2. would you rather have bad skin or bad breath?

Size matters

speaking of belts, when i was selecting mine, i felt i was dangerously close to cliché territory: my choices were skinny belt, medium belt, wide belt. yes, in every imaginable color, but since i already knew i wanted black, the choice really came down to these 3 widths. i got bored with staring at my options, realizing that i was admiring more than deciding and just instinctively grabbed one.

it's the perfect belt for me (i can say with certainty now that i've held it up to all my clothes). a teeny tiny part of me was disappointed that i went with a medium width, wondering if i had wimped out. but the medium will actually serve my style, needs and imagination the longest. the beauty of the belt lies in the material, the quality, the simplicity, and not the neutrality of the belt (and by "neutrality" here i do not mean a high probability of compatibility. i mean "middle of the road").

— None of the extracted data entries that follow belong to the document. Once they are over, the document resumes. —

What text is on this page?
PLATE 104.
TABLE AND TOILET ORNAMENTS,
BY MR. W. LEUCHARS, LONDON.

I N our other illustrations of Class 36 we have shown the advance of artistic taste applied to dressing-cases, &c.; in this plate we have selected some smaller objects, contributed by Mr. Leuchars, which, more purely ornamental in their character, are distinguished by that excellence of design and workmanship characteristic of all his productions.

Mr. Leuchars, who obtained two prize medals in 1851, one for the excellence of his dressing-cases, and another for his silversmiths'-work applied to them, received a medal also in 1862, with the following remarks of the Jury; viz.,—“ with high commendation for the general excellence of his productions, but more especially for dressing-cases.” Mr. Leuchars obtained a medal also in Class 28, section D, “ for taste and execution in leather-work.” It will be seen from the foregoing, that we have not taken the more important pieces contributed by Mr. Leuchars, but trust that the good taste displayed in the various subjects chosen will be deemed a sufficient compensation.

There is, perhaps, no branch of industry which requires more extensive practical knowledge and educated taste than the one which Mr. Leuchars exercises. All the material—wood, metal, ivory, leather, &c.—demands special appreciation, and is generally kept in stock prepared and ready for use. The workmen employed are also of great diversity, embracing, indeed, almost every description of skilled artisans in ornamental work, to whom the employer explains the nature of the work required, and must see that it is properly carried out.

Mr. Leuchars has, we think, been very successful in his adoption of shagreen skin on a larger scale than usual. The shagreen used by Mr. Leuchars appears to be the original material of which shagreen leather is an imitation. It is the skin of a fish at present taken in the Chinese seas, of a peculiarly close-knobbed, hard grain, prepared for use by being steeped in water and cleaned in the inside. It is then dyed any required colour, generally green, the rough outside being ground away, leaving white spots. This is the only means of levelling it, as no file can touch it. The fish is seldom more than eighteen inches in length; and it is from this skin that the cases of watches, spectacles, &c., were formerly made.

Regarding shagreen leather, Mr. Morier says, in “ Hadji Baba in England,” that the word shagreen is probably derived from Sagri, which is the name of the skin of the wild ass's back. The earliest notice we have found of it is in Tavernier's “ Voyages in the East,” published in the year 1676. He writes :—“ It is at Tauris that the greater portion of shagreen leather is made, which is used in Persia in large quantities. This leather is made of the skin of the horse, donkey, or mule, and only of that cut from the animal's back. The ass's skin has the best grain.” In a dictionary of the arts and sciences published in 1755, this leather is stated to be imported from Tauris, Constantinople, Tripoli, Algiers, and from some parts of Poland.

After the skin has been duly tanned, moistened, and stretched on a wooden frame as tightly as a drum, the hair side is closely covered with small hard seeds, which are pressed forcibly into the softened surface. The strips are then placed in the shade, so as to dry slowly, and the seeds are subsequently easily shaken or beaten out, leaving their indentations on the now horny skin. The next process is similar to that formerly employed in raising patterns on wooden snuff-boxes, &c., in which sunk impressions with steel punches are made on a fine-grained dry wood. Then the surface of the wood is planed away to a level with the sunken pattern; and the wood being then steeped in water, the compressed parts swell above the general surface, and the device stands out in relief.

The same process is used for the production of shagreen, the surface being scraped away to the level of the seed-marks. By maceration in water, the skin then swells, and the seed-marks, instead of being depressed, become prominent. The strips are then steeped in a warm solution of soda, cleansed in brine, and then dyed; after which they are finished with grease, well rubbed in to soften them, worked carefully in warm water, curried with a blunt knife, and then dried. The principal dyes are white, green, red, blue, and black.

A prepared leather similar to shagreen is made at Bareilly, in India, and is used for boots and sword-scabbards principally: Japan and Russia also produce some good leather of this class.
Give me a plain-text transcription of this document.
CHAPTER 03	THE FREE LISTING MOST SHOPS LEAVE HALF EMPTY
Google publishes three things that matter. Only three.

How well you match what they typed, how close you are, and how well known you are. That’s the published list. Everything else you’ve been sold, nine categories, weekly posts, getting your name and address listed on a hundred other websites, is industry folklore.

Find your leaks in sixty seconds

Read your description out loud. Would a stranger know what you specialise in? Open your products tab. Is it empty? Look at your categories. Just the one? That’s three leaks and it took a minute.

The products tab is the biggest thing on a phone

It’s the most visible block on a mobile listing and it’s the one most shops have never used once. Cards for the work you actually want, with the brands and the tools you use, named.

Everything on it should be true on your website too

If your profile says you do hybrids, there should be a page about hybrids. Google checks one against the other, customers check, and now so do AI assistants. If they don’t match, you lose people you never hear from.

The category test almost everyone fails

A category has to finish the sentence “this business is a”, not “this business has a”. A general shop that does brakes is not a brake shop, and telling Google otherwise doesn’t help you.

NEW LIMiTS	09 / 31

and while i am not someone who would ever consciously aim for middle-of-the-road (frankly, i prefer to be off on the shoulder, sartorially speaking), it raised questions for me. what would make an item be defined as a style neutral? merely not being an extreme? merely not being trendy? is "trendy" applied to anything that is painfully, nauseatingly popular? if i had found this belt a year ago or 5, or 10, it would have been perfect for me. the appeal of it is not based on ephemeral and fictional standards of rightness. i do not like "in" and "out" lists since the very existence of the list is what makes the definition (things are not "in" or "out" until they are on the list - and then their status only matters to list makers and list readers. that's my theory anyway.).

is being unpopular the only way for an item to not be trendy?

do all items have a "middle of the road" option for people to retreat to when they (pants, blazers, hemlines, etc.) are rendered in "trendy" styles?

Bring it on

i had come to accept that i was not one to wear a belt. i gave up on belts. i no longer owned a belt.

yesterday i bought a belt.

would you rather (if you had a choice) make peace with items you are conflicted about by mastering them, or find a way to move on?

The best laid schemes...*

a friend recently washed a new dress.
100% cotton.
she let it air dry.
now she has a new top.

when a new item disappoints, do you blame yourself, or do you blame the manufacturer/retailer/designer?